Por si só Nitrato de Amônio não é perigoso, você precisa desrespeitar um monte de normas técnicas e caprichar na negligência pra fazer o negócio explodir sem-querer.
Foi o que aconteceu. O material, acondicionado em sacas de uma tonelada foi empilhado de qualquer jeito no chão do depósito, sem separação, sem pallets, sem piso anti-estático.
A informação é que havia uma equipe de trabalhadores soldando buracos nas paredes do depósito, para evitar roubo, e isso teria provocado um incêndio. Sendo que fogo por si só não é suficiente para detonar Nitrato de Amônio. Ele na verdade nem é um explosivo, é um oxidante. Você pode literalmente botar fogo que não acontece nada.
O risco é misturar com combustíveis ou substâncias que se oxidem fácil, como metais. E ali você tinha um incêndio em um armazém provavelmente cheio de lixo inflamável, e do lado de um silo gigante de armazenamento de grãos, algo que por si só é muito perigoso, silos explodem toda hora. Sim, casca e poeira de grãos são altamente inflamáveis e geram explosões.
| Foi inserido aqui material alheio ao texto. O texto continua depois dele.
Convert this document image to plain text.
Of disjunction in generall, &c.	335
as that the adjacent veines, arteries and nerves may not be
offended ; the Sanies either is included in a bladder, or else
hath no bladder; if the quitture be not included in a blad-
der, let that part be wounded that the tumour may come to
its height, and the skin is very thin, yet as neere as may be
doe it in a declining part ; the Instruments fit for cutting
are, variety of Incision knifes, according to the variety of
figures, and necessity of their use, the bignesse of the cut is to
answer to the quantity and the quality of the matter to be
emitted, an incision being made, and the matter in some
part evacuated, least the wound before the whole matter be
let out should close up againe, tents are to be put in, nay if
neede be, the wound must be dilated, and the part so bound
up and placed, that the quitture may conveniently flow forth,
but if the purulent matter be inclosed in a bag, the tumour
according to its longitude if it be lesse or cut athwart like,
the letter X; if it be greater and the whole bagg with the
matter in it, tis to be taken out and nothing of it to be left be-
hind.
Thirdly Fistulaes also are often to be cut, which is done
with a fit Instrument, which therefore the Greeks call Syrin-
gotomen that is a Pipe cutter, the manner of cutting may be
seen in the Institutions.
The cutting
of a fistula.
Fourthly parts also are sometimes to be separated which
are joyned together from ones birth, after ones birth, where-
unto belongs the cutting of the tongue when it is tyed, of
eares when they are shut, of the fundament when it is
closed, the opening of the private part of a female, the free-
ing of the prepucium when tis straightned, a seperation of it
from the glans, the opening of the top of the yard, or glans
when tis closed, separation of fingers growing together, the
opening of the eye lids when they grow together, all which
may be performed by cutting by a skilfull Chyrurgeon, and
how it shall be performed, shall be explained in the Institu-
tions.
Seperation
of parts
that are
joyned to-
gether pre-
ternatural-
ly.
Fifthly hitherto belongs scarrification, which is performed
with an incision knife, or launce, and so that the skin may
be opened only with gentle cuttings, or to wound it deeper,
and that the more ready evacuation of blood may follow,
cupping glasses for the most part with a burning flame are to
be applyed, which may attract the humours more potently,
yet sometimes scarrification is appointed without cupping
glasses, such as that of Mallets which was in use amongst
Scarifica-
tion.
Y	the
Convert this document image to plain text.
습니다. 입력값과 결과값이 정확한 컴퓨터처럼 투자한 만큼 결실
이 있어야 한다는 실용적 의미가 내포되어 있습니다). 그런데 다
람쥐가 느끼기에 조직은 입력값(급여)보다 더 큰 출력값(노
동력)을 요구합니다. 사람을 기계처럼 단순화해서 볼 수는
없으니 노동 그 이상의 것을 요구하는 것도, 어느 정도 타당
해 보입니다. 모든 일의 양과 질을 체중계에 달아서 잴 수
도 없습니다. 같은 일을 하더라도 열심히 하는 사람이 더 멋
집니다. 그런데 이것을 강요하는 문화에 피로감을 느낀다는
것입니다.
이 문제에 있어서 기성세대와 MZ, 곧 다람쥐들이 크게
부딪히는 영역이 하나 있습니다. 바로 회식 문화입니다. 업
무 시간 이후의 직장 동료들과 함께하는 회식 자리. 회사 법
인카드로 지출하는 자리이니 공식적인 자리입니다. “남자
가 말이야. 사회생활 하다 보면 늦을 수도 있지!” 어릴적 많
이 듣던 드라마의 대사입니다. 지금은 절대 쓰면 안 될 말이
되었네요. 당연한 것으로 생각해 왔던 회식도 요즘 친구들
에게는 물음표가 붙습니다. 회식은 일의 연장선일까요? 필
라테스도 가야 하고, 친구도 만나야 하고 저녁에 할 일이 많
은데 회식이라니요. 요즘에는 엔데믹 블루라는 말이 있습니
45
Isso provavelmente contribuiu para a intensidade da detonação.
[ATUALIZAÇÃO]
Um funcionário do porto relatou que no armazém, além do Nitrato de Amônio, havia entre 30 e 40 sacas de nylon repletas de... fogos de artifício. Isso mesmo. Os retardados armazenaram de qualquer jeito, no mesmo lugar, as duas coisas que você precisa pra garantir uma explosão.
E foi uma senhora explosão. As tais 2750 toneladas de Nitrato de Amônio possuem uma capacidade explosiva que quando convertida para TNT, equivalem a algo entre 1.1 e 1.2 kilotons.
Beirute foi atingida com a força equivalente de uma arma nuclear de pequeno porte.
O resultado foram 157 mortos, 300 mil desabrigados, bairros inteiros obliterados e 85% do suprimento de grãos da cidade destruídos. No céu eu não sei, mas em Beirute só tem pão pra mais 30 dias.
Israel emitiu comunicados de solidariedade oferecendo ajuda, ao mesmo tempo que esclareceu não ter nada a ver com a detonação. O Hezbollah, uma organização islâmica considerada terrorista por 18 países incluindo a Liga Árabe e que age impunemente no Líbano, com assentos no Parlamento e muito poder político, odeia Israel com todas as forças e também avisou que não via qualquer indicação de que a explosão tinha algo a ver com Israel.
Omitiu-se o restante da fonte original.